Range Rover Velar vs BMW X6

The new Range Rover Velar may look great, but is the V6 diesel version better than the car that invented the SUV coupé – the BMW X6?...

29 March 2019
Range Rover Velar vs BMW X6

The contenders

BMW X6 xDrive40d M Sport

  • List price £65,005
  • Target Price £58,801

Nobody has more experience of building sporty SUVs than BMW


Range Rover Velar D300 HSE

  • List price £65,320
  • Target Price £62,919

The Velar has the looks, but it will need more than that to succeed here


Ironic, isn’t it? Range Rover’s Velar takes its name from the Latin word ‘velare’, meaning ‘to hide’, which was what the secret Range Rover prototypes in the 1960s were codenamed. Yet, judging by its rakish looks, this is hardly a car for the shy and retiring.

The Velar has arrived to fill the sizeable void in price and size between the smaller, heavily styled Evoque and the larger, more functional Range Rover Sport. On the face of it, the Velar’s sleek lines make it seem a closer relation to the former, but in fact its size places it nearer the latter.

Bear in mind, though, that nearly £40,000 separates the cheapest and most expensive Velars and it’s the more expensive end of the range that most buyers will gravitate towards. Indeed, we’re focusing here on the V6 diesel version in lofty HSE trim, which pushes the asking price north of £65,000.

BMW X6 front

BMW knows a thing or two about building eye-catching SUVs, too; its X6 has been dividing opinion for nearly a decade. But whether you love or loathe the looks, there’s no doubt the X6 is a capable car that actually looks well priced next to the Velar after you've factored in the sizeable discounts available. We’re testing the X6 in punchy six-cylinder 40d form and range-topping M Sport trim.


Driving

Performance, ride, handling, refinement

Try as we might, we couldn’t launch the Velar from standstill to 60mph as quickly as the official performance figures suggest is possible – a common trait among Land Rover models. Still, it offers enough low-down pull and outright pace to dispense with slow-moving traffic on motorways and fast A-roads when you need to.

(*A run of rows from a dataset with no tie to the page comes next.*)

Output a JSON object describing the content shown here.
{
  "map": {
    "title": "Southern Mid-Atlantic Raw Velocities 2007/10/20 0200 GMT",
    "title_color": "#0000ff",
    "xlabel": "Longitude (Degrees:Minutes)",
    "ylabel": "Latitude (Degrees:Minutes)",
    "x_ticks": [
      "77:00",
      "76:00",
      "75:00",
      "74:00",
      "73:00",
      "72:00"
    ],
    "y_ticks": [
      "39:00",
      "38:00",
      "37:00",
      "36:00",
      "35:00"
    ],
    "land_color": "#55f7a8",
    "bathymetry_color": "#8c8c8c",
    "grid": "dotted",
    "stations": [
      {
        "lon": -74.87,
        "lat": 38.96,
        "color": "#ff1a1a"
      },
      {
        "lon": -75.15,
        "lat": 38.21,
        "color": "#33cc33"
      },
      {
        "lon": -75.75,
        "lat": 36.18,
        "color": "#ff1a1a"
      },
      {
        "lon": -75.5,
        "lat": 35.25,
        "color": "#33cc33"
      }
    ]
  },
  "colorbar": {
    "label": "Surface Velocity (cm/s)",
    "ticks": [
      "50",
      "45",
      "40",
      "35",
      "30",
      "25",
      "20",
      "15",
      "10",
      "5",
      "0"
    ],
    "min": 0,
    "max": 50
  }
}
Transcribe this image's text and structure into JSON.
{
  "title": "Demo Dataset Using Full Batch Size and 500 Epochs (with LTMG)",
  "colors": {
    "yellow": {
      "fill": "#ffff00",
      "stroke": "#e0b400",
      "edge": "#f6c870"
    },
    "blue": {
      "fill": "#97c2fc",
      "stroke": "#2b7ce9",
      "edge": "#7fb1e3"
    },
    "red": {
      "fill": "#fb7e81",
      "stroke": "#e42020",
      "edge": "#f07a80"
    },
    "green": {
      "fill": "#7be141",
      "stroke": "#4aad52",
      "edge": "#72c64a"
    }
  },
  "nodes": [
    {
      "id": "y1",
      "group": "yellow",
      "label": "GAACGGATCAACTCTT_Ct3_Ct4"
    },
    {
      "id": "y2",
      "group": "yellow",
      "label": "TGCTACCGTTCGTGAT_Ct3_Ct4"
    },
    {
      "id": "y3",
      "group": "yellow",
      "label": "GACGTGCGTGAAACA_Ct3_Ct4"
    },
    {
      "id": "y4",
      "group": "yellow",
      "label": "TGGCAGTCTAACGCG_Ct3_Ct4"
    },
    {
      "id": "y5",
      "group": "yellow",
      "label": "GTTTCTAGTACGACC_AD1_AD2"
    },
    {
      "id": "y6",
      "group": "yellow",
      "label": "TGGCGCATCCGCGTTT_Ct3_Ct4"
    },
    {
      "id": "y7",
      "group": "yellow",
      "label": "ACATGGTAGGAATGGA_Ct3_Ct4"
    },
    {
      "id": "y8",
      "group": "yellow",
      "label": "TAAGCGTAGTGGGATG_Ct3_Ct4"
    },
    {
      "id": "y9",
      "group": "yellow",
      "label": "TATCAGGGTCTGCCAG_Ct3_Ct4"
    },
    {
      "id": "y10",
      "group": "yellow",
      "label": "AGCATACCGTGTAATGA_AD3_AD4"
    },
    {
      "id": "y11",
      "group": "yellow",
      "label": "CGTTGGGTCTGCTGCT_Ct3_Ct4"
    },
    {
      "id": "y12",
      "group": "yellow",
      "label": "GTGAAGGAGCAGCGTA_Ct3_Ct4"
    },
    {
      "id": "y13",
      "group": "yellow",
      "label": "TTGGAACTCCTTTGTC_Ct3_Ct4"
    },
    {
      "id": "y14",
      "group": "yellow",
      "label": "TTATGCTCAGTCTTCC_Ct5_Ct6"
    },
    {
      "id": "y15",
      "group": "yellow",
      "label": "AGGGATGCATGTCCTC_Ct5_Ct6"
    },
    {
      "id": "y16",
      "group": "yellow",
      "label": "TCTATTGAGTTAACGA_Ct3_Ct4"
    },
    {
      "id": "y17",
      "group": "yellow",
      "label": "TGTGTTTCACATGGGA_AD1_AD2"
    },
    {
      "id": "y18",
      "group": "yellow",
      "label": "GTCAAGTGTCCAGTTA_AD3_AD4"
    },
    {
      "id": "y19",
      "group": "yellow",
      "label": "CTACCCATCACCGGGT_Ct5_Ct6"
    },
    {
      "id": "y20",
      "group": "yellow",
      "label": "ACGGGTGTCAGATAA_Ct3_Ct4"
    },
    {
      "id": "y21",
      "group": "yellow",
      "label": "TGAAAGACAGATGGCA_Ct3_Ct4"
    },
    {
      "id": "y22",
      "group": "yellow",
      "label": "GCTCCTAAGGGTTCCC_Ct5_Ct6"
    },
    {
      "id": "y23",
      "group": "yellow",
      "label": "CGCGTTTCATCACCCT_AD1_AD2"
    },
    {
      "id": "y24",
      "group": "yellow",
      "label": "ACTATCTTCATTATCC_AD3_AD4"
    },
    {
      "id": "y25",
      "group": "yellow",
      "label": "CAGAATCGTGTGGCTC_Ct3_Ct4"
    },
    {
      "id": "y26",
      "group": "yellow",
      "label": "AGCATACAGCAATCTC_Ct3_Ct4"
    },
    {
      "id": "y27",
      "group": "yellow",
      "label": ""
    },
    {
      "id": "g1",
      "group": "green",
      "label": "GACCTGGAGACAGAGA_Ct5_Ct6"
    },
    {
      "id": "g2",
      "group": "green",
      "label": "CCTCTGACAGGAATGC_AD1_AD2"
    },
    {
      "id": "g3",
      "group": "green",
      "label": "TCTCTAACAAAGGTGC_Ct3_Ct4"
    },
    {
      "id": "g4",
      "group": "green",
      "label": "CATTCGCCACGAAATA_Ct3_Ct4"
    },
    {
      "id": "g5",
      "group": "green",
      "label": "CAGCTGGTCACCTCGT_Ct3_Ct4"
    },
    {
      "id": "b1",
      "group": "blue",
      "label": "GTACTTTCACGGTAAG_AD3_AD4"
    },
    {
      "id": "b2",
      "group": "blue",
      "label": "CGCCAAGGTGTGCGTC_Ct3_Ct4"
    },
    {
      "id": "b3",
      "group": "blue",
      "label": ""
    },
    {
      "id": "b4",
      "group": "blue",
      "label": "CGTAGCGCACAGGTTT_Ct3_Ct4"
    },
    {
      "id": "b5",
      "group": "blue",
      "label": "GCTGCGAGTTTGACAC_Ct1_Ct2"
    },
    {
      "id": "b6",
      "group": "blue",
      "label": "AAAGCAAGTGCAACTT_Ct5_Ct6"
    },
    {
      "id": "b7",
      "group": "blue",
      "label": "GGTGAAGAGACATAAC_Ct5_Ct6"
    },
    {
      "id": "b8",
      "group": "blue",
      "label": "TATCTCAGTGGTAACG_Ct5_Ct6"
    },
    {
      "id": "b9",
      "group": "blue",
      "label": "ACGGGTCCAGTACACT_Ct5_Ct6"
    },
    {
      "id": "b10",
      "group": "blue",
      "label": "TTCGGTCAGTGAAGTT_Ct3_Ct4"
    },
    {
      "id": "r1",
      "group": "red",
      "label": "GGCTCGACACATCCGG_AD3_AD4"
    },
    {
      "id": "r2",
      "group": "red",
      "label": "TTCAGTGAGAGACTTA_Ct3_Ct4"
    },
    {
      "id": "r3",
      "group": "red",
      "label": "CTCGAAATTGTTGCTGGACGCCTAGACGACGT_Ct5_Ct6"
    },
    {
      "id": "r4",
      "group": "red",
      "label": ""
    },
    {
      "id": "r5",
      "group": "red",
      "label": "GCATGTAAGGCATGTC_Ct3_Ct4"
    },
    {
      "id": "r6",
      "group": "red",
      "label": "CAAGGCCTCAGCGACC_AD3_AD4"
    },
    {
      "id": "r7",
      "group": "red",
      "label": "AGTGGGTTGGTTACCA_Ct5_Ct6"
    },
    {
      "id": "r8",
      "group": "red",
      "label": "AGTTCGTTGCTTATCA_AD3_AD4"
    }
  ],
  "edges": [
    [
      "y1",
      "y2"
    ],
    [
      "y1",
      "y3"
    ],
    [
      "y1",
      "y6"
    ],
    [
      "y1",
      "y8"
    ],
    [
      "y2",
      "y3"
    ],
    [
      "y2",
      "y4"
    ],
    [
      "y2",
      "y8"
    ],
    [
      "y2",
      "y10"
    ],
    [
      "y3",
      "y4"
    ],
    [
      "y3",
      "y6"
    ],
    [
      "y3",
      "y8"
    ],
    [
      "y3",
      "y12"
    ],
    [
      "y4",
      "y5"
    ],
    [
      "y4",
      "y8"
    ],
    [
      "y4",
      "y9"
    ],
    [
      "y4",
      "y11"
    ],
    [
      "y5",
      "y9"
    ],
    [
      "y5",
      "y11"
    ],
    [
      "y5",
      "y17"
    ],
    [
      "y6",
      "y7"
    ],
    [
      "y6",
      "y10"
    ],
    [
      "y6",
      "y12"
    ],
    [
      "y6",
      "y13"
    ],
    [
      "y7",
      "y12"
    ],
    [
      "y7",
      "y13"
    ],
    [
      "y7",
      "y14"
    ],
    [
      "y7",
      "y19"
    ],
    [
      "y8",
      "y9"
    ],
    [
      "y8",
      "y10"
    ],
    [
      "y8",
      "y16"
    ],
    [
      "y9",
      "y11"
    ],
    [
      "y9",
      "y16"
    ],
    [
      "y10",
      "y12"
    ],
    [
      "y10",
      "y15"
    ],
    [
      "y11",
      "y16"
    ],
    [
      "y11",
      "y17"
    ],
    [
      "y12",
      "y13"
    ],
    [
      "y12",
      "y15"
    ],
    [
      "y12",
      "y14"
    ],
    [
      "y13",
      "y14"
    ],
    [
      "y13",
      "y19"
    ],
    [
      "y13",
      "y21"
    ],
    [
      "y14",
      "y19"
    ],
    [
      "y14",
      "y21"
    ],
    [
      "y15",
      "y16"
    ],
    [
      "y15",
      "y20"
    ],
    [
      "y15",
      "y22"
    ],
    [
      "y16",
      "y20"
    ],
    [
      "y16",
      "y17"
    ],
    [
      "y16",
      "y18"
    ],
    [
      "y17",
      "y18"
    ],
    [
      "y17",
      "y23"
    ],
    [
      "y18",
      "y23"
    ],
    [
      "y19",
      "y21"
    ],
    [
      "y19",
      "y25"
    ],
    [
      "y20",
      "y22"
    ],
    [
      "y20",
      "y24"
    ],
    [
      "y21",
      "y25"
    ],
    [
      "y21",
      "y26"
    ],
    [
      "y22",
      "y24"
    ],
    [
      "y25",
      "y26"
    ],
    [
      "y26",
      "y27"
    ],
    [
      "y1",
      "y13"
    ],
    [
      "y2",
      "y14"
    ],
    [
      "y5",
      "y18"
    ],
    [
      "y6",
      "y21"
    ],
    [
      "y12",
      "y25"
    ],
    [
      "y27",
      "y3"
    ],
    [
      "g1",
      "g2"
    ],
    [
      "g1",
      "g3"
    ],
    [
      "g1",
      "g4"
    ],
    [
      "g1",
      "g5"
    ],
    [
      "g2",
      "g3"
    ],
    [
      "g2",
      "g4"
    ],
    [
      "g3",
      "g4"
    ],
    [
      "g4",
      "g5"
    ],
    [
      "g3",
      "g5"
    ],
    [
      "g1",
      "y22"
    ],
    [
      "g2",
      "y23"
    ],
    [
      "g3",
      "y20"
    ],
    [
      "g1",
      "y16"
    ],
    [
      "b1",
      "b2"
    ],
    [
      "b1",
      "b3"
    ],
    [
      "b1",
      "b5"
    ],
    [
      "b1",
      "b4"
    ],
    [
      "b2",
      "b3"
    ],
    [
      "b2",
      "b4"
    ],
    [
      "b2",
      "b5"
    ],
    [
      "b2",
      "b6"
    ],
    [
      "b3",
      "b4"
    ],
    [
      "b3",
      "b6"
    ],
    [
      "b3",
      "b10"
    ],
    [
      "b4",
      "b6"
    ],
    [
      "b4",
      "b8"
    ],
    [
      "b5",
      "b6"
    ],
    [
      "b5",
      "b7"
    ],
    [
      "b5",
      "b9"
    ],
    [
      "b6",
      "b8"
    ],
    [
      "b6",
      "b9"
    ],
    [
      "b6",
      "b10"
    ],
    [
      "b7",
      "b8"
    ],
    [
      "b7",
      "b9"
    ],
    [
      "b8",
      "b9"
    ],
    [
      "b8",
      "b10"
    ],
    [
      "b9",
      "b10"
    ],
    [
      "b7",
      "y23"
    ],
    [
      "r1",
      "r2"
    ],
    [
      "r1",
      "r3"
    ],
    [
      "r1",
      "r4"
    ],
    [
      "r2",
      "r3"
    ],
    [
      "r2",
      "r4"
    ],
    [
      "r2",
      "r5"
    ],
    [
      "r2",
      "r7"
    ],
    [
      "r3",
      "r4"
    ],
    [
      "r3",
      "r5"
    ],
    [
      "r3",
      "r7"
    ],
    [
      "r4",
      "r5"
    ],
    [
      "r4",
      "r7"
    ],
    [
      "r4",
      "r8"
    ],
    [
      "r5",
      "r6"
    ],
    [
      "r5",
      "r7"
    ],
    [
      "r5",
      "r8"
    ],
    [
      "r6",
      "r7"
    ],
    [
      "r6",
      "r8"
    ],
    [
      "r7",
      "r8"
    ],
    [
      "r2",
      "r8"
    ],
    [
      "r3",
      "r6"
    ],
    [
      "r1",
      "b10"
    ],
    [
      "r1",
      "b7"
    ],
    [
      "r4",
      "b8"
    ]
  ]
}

The X6 isn’t much more powerful than the Velar, but acceleration is noticeably more urgent and its 0-60mph time was 1.5sec quicker.

Both cars have eight-speed automatic gearboxes, but the X6’s is the better-tuned, hesitating less when you pull away from junctions and flicking between gears more responsively when you engage manual mode by pulling the paddles behind the steering wheel.

Range Rover Velar front

The X6's steering is more communicative than the Velar's, too, although it's slower to respond, which means more arm work is required to thread your way around urban backstreets. Add in the Velar's smaller size, and it's certainly the more wieldy car around town.

True, if you up the speed, you notice that the Velar sways about more than the X6 when asked to make sudden changes of direction. However, hold your nerve, and it will grip the road similarly well.

There’s more good news when it comes to the Velar’s ride quality. The car wafts along on its standard air suspension, soaking up most bumps remarkably well – especially at high speeds. By contrast, the X6 jostles you around quite a bit.

Throw in a gruffer engine note and more wind noise, and the X6 is the definitely the less refined cruiser. Unfortunately, some tyre and suspension noise spoil the Velar’s otherwise peaceful interior at low speeds.